Both of the interventions showed an increase in the proportion of patients tested for HCV. This rose from 6% at baseline to 13.1% in the risk-based screener period and 9.9% during the birth cohort period. (Both highly significant p<0.001.)
Effectiveness of a risk screener in identifying hepatitis C virus in a primary care setting
Drainoni M-L, Litwin AH, Smith BD, Koppelman EA, McKee MD, Christiansen CL, et al. Am J Public Health 2012;102:e115-21
This report was also based on the HepCAT project but reported in more detail on the risk-based screening elements. It highlighted that among screened patients, 27.8% of them were found to have at least one risk factor. They managed to test 55% of those with any risk factors. There were seven factors that accounted for all the HCV infections identified: injecting drug use, intranasal drug use, elevated alanine aminotransferase, transfusions before 1992, ≥20 lifetime sex partners, maternal HCV, and existing liver disease.

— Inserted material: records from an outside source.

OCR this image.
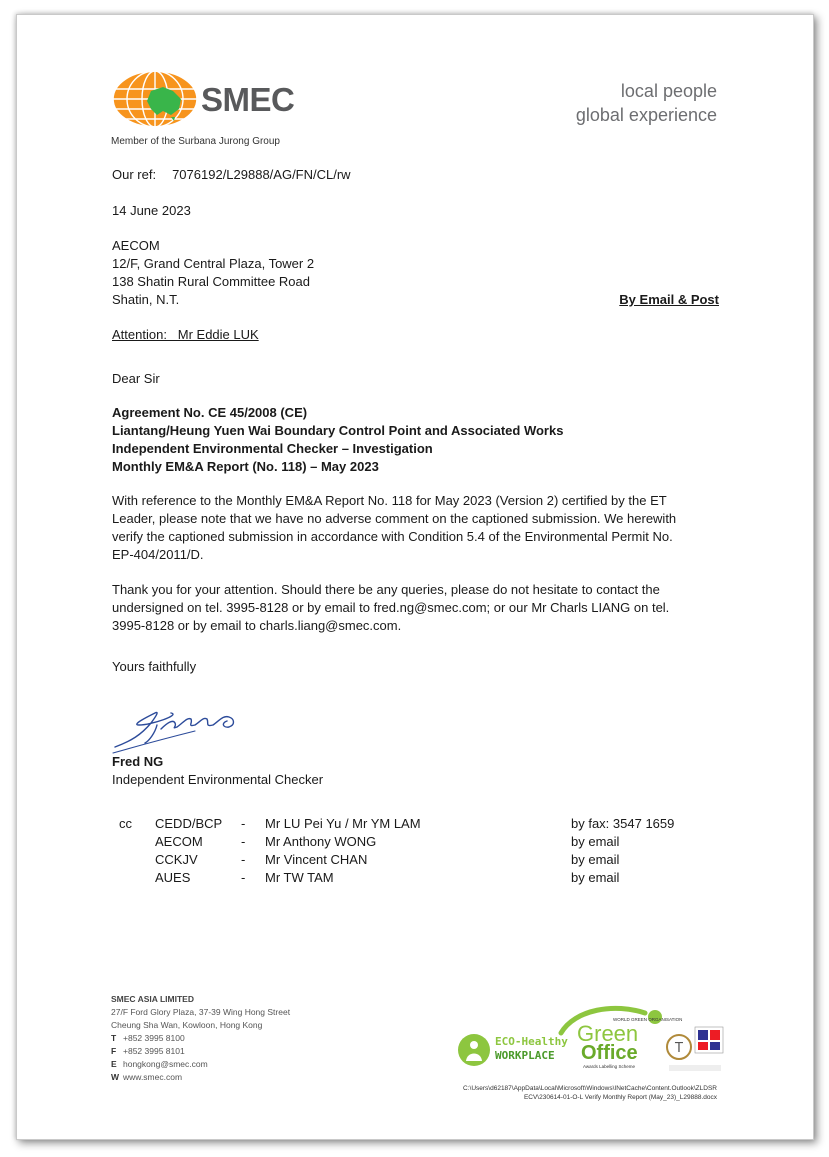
SMEC
Member of the Surbana Jurong Group
local people
global experience
Our ref: 7076192/L29888/AG/FN/CL/rw
14 June 2023
AECOM
12/F, Grand Central Plaza, Tower 2
138 Shatin Rural Committee Road
Shatin, N.T.	By Email & Post
Attention:   Mr Eddie LUK
Dear Sir
Agreement No. CE 45/2008 (CE)
Liantang/Heung Yuen Wai Boundary Control Point and Associated Works
Independent Environmental Checker – Investigation
Monthly EM&A Report (No. 118) – May 2023
With reference to the Monthly EM&A Report No. 118 for May 2023 (Version 2) certified by the ET
Leader, please note that we have no adverse comment on the captioned submission. We herewith
verify the captioned submission in accordance with Condition 5.4 of the Environmental Permit No.
EP-404/2011/D.
Thank you for your attention. Should there be any queries, please do not hesitate to contact the
undersigned on tel. 3995-8128 or by email to fred.ng@smec.com; or our Mr Charls LIANG on tel.
3995-8128 or by email to charls.liang@smec.com.
Yours faithfully
Fred NG
Independent Environmental Checker
cc CEDD/BCP - Mr LU Pei Yu / Mr YM LAM	by fax: 3547 1659
AECOM	- Mr Anthony WONG	by email
CCKJV	- Mr Vincent CHAN	by email
AUES	- Mr TW TAM	by email
SMEC ASIA LIMITED
27/F Ford Glory Plaza, 37-39 Wing Hong Street
Cheung Sha Wan, Kowloon, Hong Kong
T +852 3995 8100
F +852 3995 8101
E hongkong@smec.com
W www.smec.com
ECO-Healthy
WORKPLACE
WORLD GREEN ORGANISATION
Green
Office
Awards Labelling Scheme
T
C:\Users\d62187\AppData\Local\Microsoft\Windows\INetCache\Content.Outlook\ZLDSR
ECV\230614-01-O-L Verify Monthly Report (May_23)_L29888.docx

Commentary: The project team clearly invested a great deal of time and resources into this study. And, they did show some improvement in testing. The addition of intranasal drug use as a risk factor is unusual in a screening tool. The study found that it wasn't independently associated with hepatitis C infection, but it did identify almost 15% of cases. One difficulty with the study is that we can't be sure if the changes will be sustained.
The problem with this intervention is how generalisable it all is - how do we improve things across the whole of primary care, in every single practice in the country? A risk-based screener sitting on every practice computer in the whole of the NHS? It would go a long way to identifying all those untreated HCV infections. Not all the way, as this study showed - they still only tested 55% of those with risk factors. There remains a reluctance to address HCV that we have to keep pushing against.